Hollywood legend Mel Brooks was born Melvin Kaminsky to a Russian Jewish family in Brooklyn, New York.
One of the biggest Jewish stars to date, Brooks is a member of the short list of entertainers who have the distinction of having Academy Awards and Emmys to their names.
In 2010 Brooks received his star on the prestigious Hollywood Walk of Fame, the culmination of a celebrated career that has ranged from directing, to producing and from comedy to acting. Brooks delighted audiences at the ceremony for the star by bursting into song on the podium.
Brooks was behind many comedy classics including The Producers in 1968, which also starred Zero Mostel and Gene Wilder. The film remains popular to this day, despite it being regarded as controversial for making Hitler a figure of fun. In 1974, he directed Blazing Saddles and Young Frankenstein - two of the most successful films ever.
His career began in the 1940s while he was serving in the military.
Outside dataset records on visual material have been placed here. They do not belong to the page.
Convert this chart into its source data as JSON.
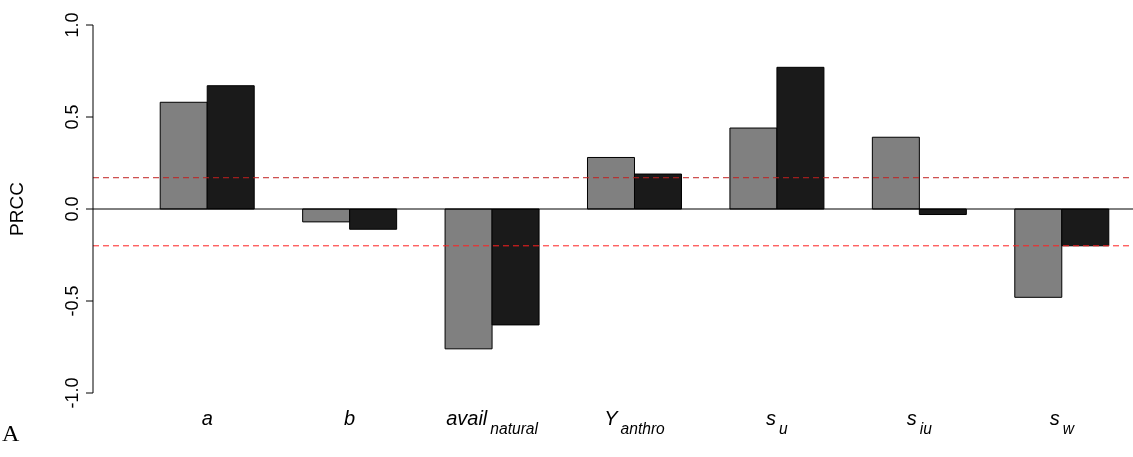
{
  "chart_data": {
    "type": "bar",
    "ylabel": "PRCC",
    "categories": [
      "a",
      "b",
      "avail$_{natural}$",
      "Y$_{anthro}$",
      "s$_{u}$",
      "s$_{iu}$",
      "s$_{w}$"
    ],
    "series": [
      {
        "color": "#808080",
        "values": [
          0.58,
          -0.07,
          -0.76,
          0.28,
          0.44,
          0.39,
          -0.48
        ]
      },
      {
        "color": "#1a1a1a",
        "values": [
          0.67,
          -0.11,
          -0.63,
          0.19,
          0.77,
          -0.03,
          -0.2
        ]
      }
    ],
    "ylim": [
      -1,
      1
    ],
    "yticks": [
      {
        "value": -1,
        "label": "-1.0"
      },
      {
        "value": -0.5,
        "label": "-0.5"
      },
      {
        "value": 0,
        "label": "0.0"
      },
      {
        "value": 0.5,
        "label": "0.5"
      },
      {
        "value": 1,
        "label": "1.0"
      }
    ],
    "ref_lines": [
      {
        "axis": "y",
        "value": 0,
        "color": "#000000",
        "line_style": "solid"
      },
      {
        "axis": "y",
        "value": 0.17,
        "color": "#c02020",
        "line_style": "dashed"
      },
      {
        "axis": "y",
        "value": -0.2,
        "color": "#ff2020",
        "line_style": "dashed"
      }
    ],
    "grid": false,
    "legend": false,
    "annotations": [
      "A"
    ]
  }
}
The Jewish comedian served as a combat engineer in the US Army and was known to respond to German propaganda broadcasts by imitating Al Jolson's "Toot Toot Tootsie".
After the war, Brooks did stand-up comedy acts in the Catskills resorts, where he became known for telling jokes and doing movie-star impressions. Routines included pretending to insult both co-workers and the guests.
As he would throughout his career, even then he went to great lengths in order to get laughs out of the audience, ending one show by jumping fully clothed into a swimming pool before returning to the stage to continue his act sopping wet.
What he told the JC: "We were very poor – but very clean. Every Friday my mother used to scrub the floor and we weren't allowed to walk on it. She used to cover it with the Jewish Daily Forward or the Freiheit – that's how I learned Yiddish, from the kitchen floor."